5. TaskTracker: -Task tracker is also a daemon that runs on datanodes. Task Trackers manage the execution of individual tasks on slave node. When a client submits a job, the job tracker will initialize the job and divide the work and assign them to different task trackers to perform MapReduce tasks. While performing this action, the task tracker will be simultaneously communicating with job tracker by sending heartbeat. If the job tracker does not receive heartbeat from task tracker within specified time, then it will assume that task tracker has crashed and assign that task to another task tracker in the cluster.
In our case, one machine in the cluster is designated as namenode, Secondarynamenode and jobTracker.This is the master. The rest of machine in the cluster act as both Datanode and TaskTracker. They are slaves.
Step 1: download the ubuntu image from ubuntu website,download VmPlayer and configure the ubuntu image.(allow the guest machine to share the ipaddress of host machine)
Step 2: download hadoop binaries from apache website and extract to your home folder
Step 3: on master machine,change hostname to master, change hosts file as fallows:
Step 4:Allow the ssh connectivity between both machine.
Step 5:Access master machine,go to hadoop_home_folder/conf/masters,add the master hostname in the file.
Step 6:Access master machine,go to hadoop_home_folder/conf/slaves,add the slave's hostname in the file.
Step 7:Change JAVA_HOME path in conf/hadoop-env.sh as fallows
export JAVA_HOME=/usr/lib/jvm/java-6-oracle
Step 8: Edit Core-site.xml as fallows
<?xml version="1.0"?>
<?xml-stylesheet type="text/xsl" href="configuration.xsl"?>
<!-- Put site-specific property overrides in this file. -->
<configuration>
<property>
<name>hadoop.tmp.dir</name>
<value>/home/rajkrrsingh/tmp</value>
<description>A base for other temporary directories.</description>
</property>
<property>
<name>fs.default.name</name>
<value>hdfs://master:54310</value>
<description>The name of the default file system. A URI whose
scheme and authority determine the FileSystem implementation. The
uri's scheme determines the config property (fs.SCHEME.impl) naming
the FileSystem implementation class. The uri's authority is used to
determine the host, port, etc. for a filesystem.</description>
</property>
</configuration>
Step 9: Edit hdfs-site.xml
<?xml version="1.0"?>
<?xml-stylesheet type="text/xsl" href="configuration.xsl"?>
<!-- Put site-specific property overrides in this file. -->
<configuration>
<property>
<name>dfs.replication</name>
<value>2</value>
<description>Default block replication.
The actual number of replications can be specified when the file is created.
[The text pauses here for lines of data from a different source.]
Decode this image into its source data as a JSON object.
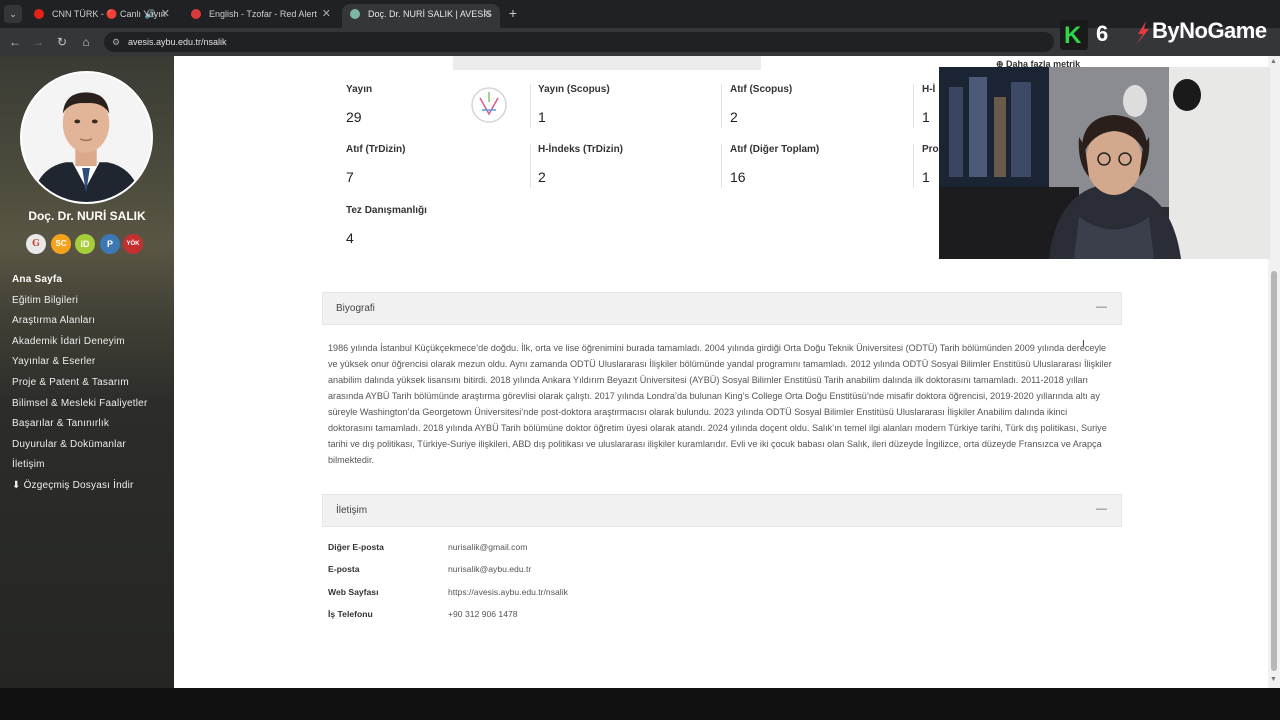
{
  "browser": {
    "tabs": [
      {
        "label": "CNN TÜRK - 🔴 Canlı Yayın",
        "icon": "youtube-icon",
        "active": false
      },
      {
        "label": "English - Tzofar - Red Alert",
        "icon": "red-alert-icon",
        "active": false
      },
      {
        "label": "Doç. Dr. NURİ SALIK | AVESİS",
        "icon": "avesis-icon",
        "active": true
      }
    ],
    "url": "avesis.aybu.edu.tr/nsalik"
  },
  "sidebar": {
    "name": "Doç. Dr. NURİ SALIK",
    "badges": [
      {
        "label": "G",
        "icon": "google-scholar-icon",
        "color": "#e9e9e9"
      },
      {
        "label": "SC",
        "icon": "scopus-icon",
        "color": "#f4a31c"
      },
      {
        "label": "iD",
        "icon": "orcid-icon",
        "color": "#a6ce39"
      },
      {
        "label": "P",
        "icon": "publons-icon",
        "color": "#3b78b4"
      },
      {
        "label": "YÖK",
        "icon": "yok-icon",
        "color": "#c62f2f"
      }
    ],
    "menu": [
      "Ana Sayfa",
      "Eğitim Bilgileri",
      "Araştırma Alanları",
      "Akademik İdari Deneyim",
      "Yayınlar & Eserler",
      "Proje & Patent & Tasarım",
      "Bilimsel & Mesleki Faaliyetler",
      "Başarılar & Tanınırlık",
      "Duyurular & Dokümanlar",
      "İletişim",
      "Özgeçmiş Dosyası İndir"
    ]
  },
  "metrics": {
    "more": "Daha fazla metrik",
    "items": [
      {
        "label": "Yayın",
        "value": "29"
      },
      {
        "label": "Yayın (Scopus)",
        "value": "1"
      },
      {
        "label": "Atıf (Scopus)",
        "value": "2"
      },
      {
        "label": "H-İ",
        "value": "1"
      },
      {
        "label": "Atıf (TrDizin)",
        "value": "7"
      },
      {
        "label": "H-İndeks (TrDizin)",
        "value": "2"
      },
      {
        "label": "Atıf (Diğer Toplam)",
        "value": "16"
      },
      {
        "label": "Pro",
        "value": "1"
      },
      {
        "label": "Tez Danışmanlığı",
        "value": "4"
      }
    ]
  },
  "biography": {
    "title": "Biyografi",
    "toggle": "—",
    "text": "1986 yılında İstanbul Küçükçekmece’de doğdu. İlk, orta ve lise öğrenimini burada tamamladı. 2004 yılında girdiği Orta Doğu Teknik Üniversitesi (ODTÜ) Tarih bölümünden 2009 yılında dereceyle ve yüksek onur öğrencisi olarak mezun oldu. Aynı zamanda ODTÜ Uluslararası İlişkiler bölümünde yandal programını tamamladı. 2012 yılında ODTÜ Sosyal Bilimler Enstitüsü Uluslararası İlişkiler anabilim dalında yüksek lisansını bitirdi. 2018 yılında Ankara Yıldırım Beyazıt Üniversitesi (AYBÜ) Sosyal Bilimler Enstitüsü Tarih anabilim dalında ilk doktorasını tamamladı. 2011-2018 yılları arasında AYBÜ Tarih bölümünde araştırma görevlisi olarak çalıştı. 2017 yılında Londra’da bulunan King’s College Orta Doğu Enstitüsü’nde misafir doktora öğrencisi, 2019-2020 yıllarında altı ay süreyle Washington’da Georgetown Üniversitesi’nde post-doktora araştırmacısı olarak bulundu. 2023 yılında ODTÜ Sosyal Bilimler Enstitüsü Uluslararası İlişkiler Anabilim dalında ikinci doktorasını tamamladı. 2018 yılında AYBÜ Tarih bölümüne doktor öğretim üyesi olarak atandı. 2024 yılında doçent oldu. Salık’ın temel ilgi alanları modern Türkiye tarihi, Türk dış politikası, Suriye tarihi ve dış politikası, Türkiye-Suriye ilişkileri, ABD dış politikası ve uluslararası ilişkiler kuramlarıdır. Evli ve iki çocuk babası olan Salık, ileri düzeyde İngilizce, orta düzeyde Fransızca ve Arapça bilmektedir."
  },
  "contact": {
    "title": "İletişim",
    "toggle": "—",
    "rows": [
      {
        "label": "Diğer E-posta",
        "value": "nurisalik@gmail.com"
      },
      {
        "label": "E-posta",
        "value": "nurisalik@aybu.edu.tr"
      },
      {
        "label": "Web Sayfası",
        "value": "https://avesis.aybu.edu.tr/nsalik"
      },
      {
        "label": "İş Telefonu",
        "value": "+90 312 906 1478"
      }
    ]
  },
  "overlay": {
    "counter_letter": "K",
    "counter_value": "6",
    "brand": "ByNoGame"
  }
}
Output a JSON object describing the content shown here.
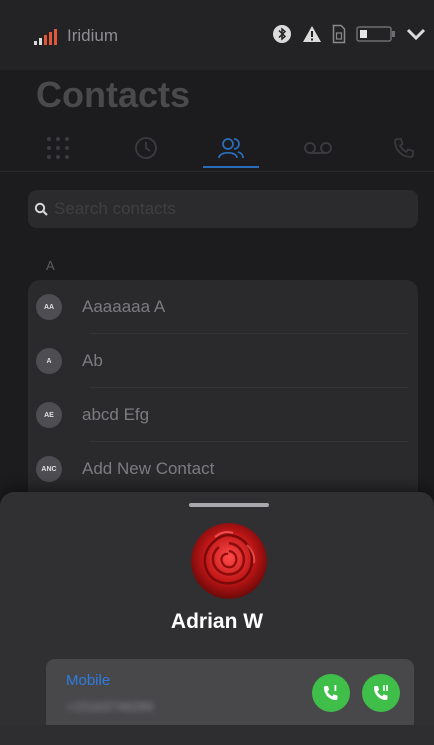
{
  "status_bar": {
    "carrier": "Iridium",
    "icons": [
      "signal-bars-icon",
      "bluetooth-icon",
      "warning-icon",
      "sim-icon",
      "battery-icon",
      "chevron-down-icon"
    ]
  },
  "header": {
    "title": "Contacts"
  },
  "tabs": [
    {
      "icon": "keypad-icon",
      "active": false
    },
    {
      "icon": "clock-icon",
      "active": false
    },
    {
      "icon": "contacts-icon",
      "active": true
    },
    {
      "icon": "voicemail-icon",
      "active": false
    },
    {
      "icon": "phone-icon",
      "active": false
    }
  ],
  "search": {
    "placeholder": "Search contacts",
    "value": ""
  },
  "section": {
    "letter": "A"
  },
  "contacts": [
    {
      "initials": "AA",
      "name": "Aaaaaaa A"
    },
    {
      "initials": "A",
      "name": "Ab"
    },
    {
      "initials": "AE",
      "name": "abcd Efg"
    },
    {
      "initials": "ANC",
      "name": "Add New Contact"
    }
  ],
  "sheet": {
    "contact_name": "Adrian W",
    "phone_label": "Mobile",
    "phone_number": "+15163746289",
    "call_buttons": [
      "call-line-1-icon",
      "call-line-2-icon"
    ]
  },
  "colors": {
    "accent": "#2b6cb8",
    "call_green": "#3fbf4a",
    "background": "#1c1c1e",
    "sheet": "#303033"
  }
}
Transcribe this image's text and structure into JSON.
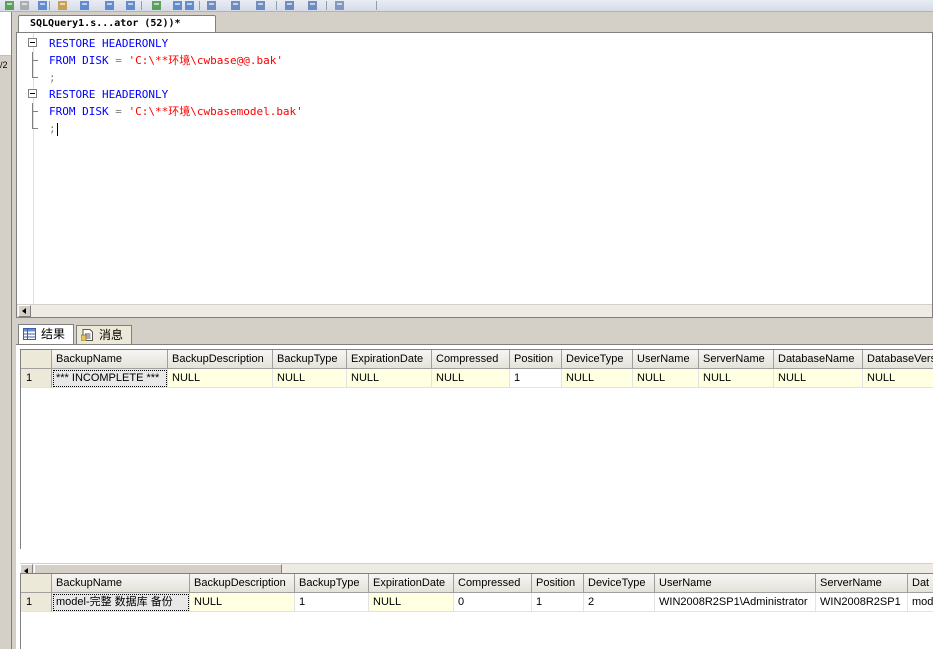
{
  "toolbar": {
    "icons": [
      "run-icon",
      "stop-icon",
      "parse-icon",
      "database-icon",
      "display-plan-icon",
      "results-to-grid-icon",
      "query-options-icon",
      "include-plan-icon",
      "results-to-text-icon",
      "results-to-file-icon",
      "comment-icon",
      "uncomment-icon",
      "decrease-indent-icon",
      "increase-indent-icon",
      "specify-values-icon",
      "toolbar-options-icon"
    ]
  },
  "left_panel": {
    "fragment": "/2"
  },
  "document_tab": {
    "title": "SQLQuery1.s...ator (52))*"
  },
  "editor": {
    "lines": [
      [
        {
          "text": "RESTORE HEADERONLY",
          "cls": "kw"
        }
      ],
      [
        {
          "text": "FROM DISK",
          "cls": "kw"
        },
        {
          "text": " = ",
          "cls": "gray"
        },
        {
          "text": "'C:\\**环境\\cwbase@@.bak'",
          "cls": "str"
        }
      ],
      [
        {
          "text": ";",
          "cls": "gray"
        }
      ],
      [
        {
          "text": "RESTORE HEADERONLY",
          "cls": "kw"
        }
      ],
      [
        {
          "text": "FROM DISK",
          "cls": "kw"
        },
        {
          "text": " = ",
          "cls": "gray"
        },
        {
          "text": "'C:\\**环境\\cwbasemodel.bak'",
          "cls": "str"
        }
      ],
      [
        {
          "text": ";",
          "cls": "gray"
        }
      ]
    ]
  },
  "results_tabs": [
    {
      "label": "结果",
      "icon": "grid-results-icon"
    },
    {
      "label": "消息",
      "icon": "messages-icon"
    }
  ],
  "grid1": {
    "columns": [
      "BackupName",
      "BackupDescription",
      "BackupType",
      "ExpirationDate",
      "Compressed",
      "Position",
      "DeviceType",
      "UserName",
      "ServerName",
      "DatabaseName",
      "DatabaseVersi"
    ],
    "rows": [
      {
        "num": "1",
        "cells": [
          "*** INCOMPLETE ***",
          "NULL",
          "NULL",
          "NULL",
          "NULL",
          "1",
          "NULL",
          "NULL",
          "NULL",
          "NULL",
          "NULL"
        ]
      }
    ]
  },
  "grid2": {
    "columns": [
      "BackupName",
      "BackupDescription",
      "BackupType",
      "ExpirationDate",
      "Compressed",
      "Position",
      "DeviceType",
      "UserName",
      "ServerName",
      "Dat"
    ],
    "rows": [
      {
        "num": "1",
        "cells": [
          "model-完整 数据库 备份",
          "NULL",
          "1",
          "NULL",
          "0",
          "1",
          "2",
          "WIN2008R2SP1\\Administrator",
          "WIN2008R2SP1",
          "mod"
        ]
      }
    ]
  }
}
The default is used if replication is not specified in create time.
</description>
</property>
<property>
<name>dfs.name.dir</name>
<value>/home/rajkrrsingh/namenodeanddatanode</value>
</property>
<property>
<name>dfs.data.dir</name>
<value>/home/rajkrrsingh/namenodeanddatanode</value>
</property>
</configuration>
Step 10: Edit mapred-site.xml
<?xml version="1.0"?>
<?xml-stylesheet type="text/xsl" href="configuration.xsl"?>
<!-- Put site-specific property overrides in this file. -->
<configuration>
<property>
<name>mapred.job.tracker</name>
<value>master:54311</value>
<description>The host and port that the MapReduce job tracker runs
at. If "local", then jobs are run in-process as a single map
and reduce task.
</description>
</property>
</configuration>
Step 10: repeat the same step on the slaves machine.
Step 11: format the namenode using the fallowing command
bin/hadoop namenode -format
Step 12: Now we are all set,lets start the hadoop cluster first invoke the bin/start-dfs.sh command fallowing by bin/start-mapred-sh command.